Mondays guilty verdict was in relation to a foreclosure rescue scam that Head ran from Orange County, Calif., between March 2005 and June 2006. Head, along with Benjamin Budoff and Domonic McCarns, used several business entities including Head Financial Services and Creative Loans, to remove more than $5.7 million in equity from the homes of their victims, according to court evidence.
All three defendants were convicted of conspiracy to commit mail fraud through this nationwide foreclosure rescue scam.
Meanwhile, in May, Head and 12 other defendants were convicted at trial with administering an equity-stripping scheme where they found homeowners facing foreclosure and claimed that they could help the borrowers avoid foreclosure and repair their credit.
Instead, through misrepresentations, fraud and forgery, the defendants had the victims complete transactions that substituted straw buyers on the title of the homeowners property without their knowledge. These straw buyers were often friends and family members of the defendants or were solicited on the Internet.
Once the straw buyers had title to the homes, the defendants applied for mortgages to extract the maximum available equity from the properties, court evidence revealed. The defendants then split the equity and rent that the victim homeowners paid them.
The victims ultimately were left with no home, no equity, and with damaged credit ratings.
Head was convicted of conspiracy to commit mail fraud and mail fraud as part of the equity skimming scam.
Evidence in the two trials established that Head and his co-conspirators were responsible for at least $15 million in losses to homeowners.

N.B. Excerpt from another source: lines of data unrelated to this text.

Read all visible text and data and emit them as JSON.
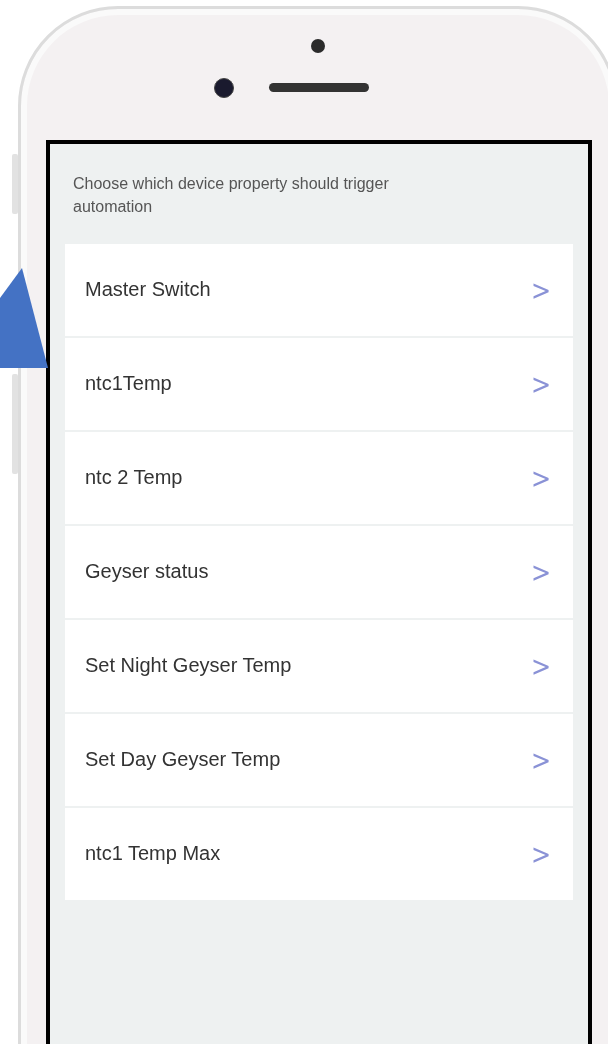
{
  "screen": {
    "heading": "Choose which device property should trigger automation",
    "properties": [
      {
        "label": "Master Switch",
        "chevron": ">"
      },
      {
        "label": "ntc1Temp",
        "chevron": ">"
      },
      {
        "label": "ntc 2 Temp",
        "chevron": ">"
      },
      {
        "label": "Geyser status",
        "chevron": ">"
      },
      {
        "label": "Set Night Geyser Temp",
        "chevron": ">"
      },
      {
        "label": "Set Day Geyser Temp",
        "chevron": ">"
      },
      {
        "label": "ntc1 Temp Max",
        "chevron": ">"
      }
    ]
  }
}
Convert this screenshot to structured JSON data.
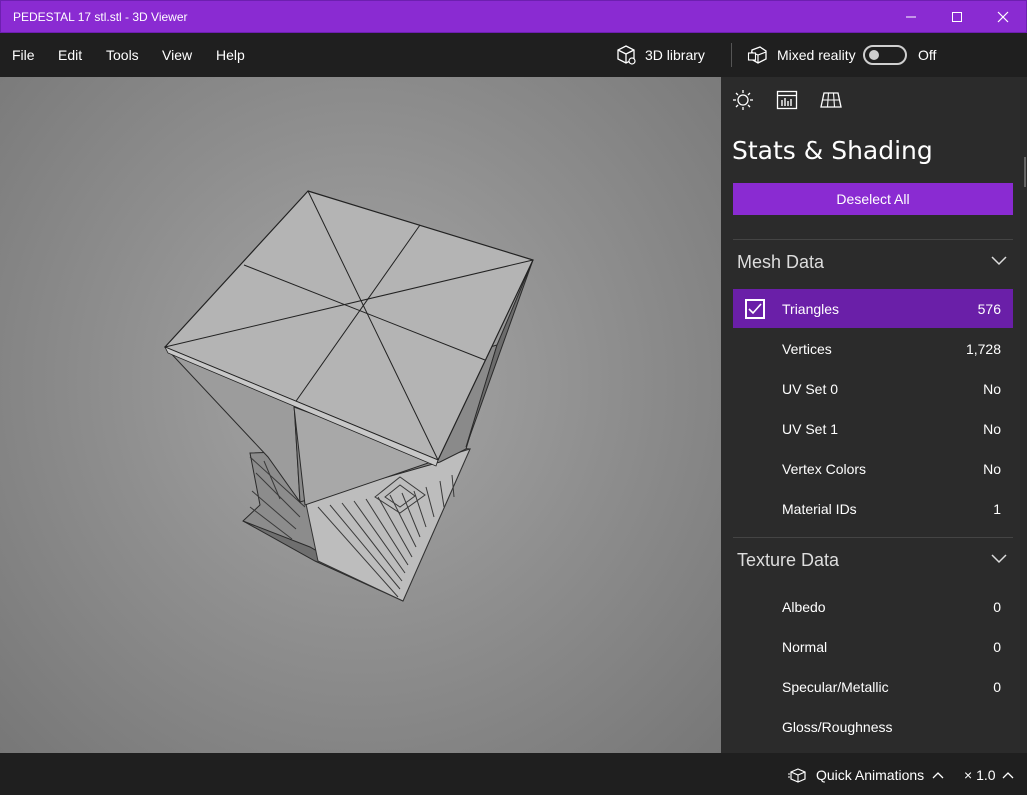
{
  "window": {
    "title": "PEDESTAL 17 stl.stl - 3D Viewer",
    "controls": [
      "minimize",
      "maximize",
      "close"
    ]
  },
  "menu": {
    "items": [
      "File",
      "Edit",
      "Tools",
      "View",
      "Help"
    ],
    "library_label": "3D library",
    "mixed_reality_label": "Mixed reality",
    "mixed_reality_state": "Off"
  },
  "panel": {
    "tabs": [
      "environment-and-lighting",
      "stats-and-shading",
      "mesh-grid"
    ],
    "active_tab": "stats-and-shading",
    "title": "Stats & Shading",
    "deselect_label": "Deselect All",
    "mesh_section": {
      "title": "Mesh Data",
      "rows": [
        {
          "name": "Triangles",
          "value": "576",
          "checked": true
        },
        {
          "name": "Vertices",
          "value": "1,728"
        },
        {
          "name": "UV Set 0",
          "value": "No"
        },
        {
          "name": "UV Set 1",
          "value": "No"
        },
        {
          "name": "Vertex Colors",
          "value": "No"
        },
        {
          "name": "Material IDs",
          "value": "1"
        }
      ]
    },
    "texture_section": {
      "title": "Texture Data",
      "rows": [
        {
          "name": "Albedo",
          "value": "0"
        },
        {
          "name": "Normal",
          "value": "0"
        },
        {
          "name": "Specular/Metallic",
          "value": "0"
        },
        {
          "name": "Gloss/Roughness",
          "value": ""
        }
      ]
    }
  },
  "status": {
    "quick_animations_label": "Quick Animations",
    "speed_label": "× 1.0"
  },
  "colors": {
    "accent": "#8a2bd2",
    "selected_row": "#6a1fa8",
    "panel_bg": "#2b2b2b",
    "chrome_bg": "#1f1f1f"
  }
}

Unfortunately, todays verdicts offer little relief to their victims who lost everything to this scheme, said Monica Miller, special agent in charge of the Sacramento Division of the FBI. Distressed homeowners unknowingly turned to Charles Head and his fellow fraudsters at a time when they needed the help of a legitimate business to save their homes from foreclosure and preserve what little equity they had. At the expense of their victims, Head and others enriched themselves with total disregard for the impact their actions would have on their victims and the economies of the communities in which the homes stood.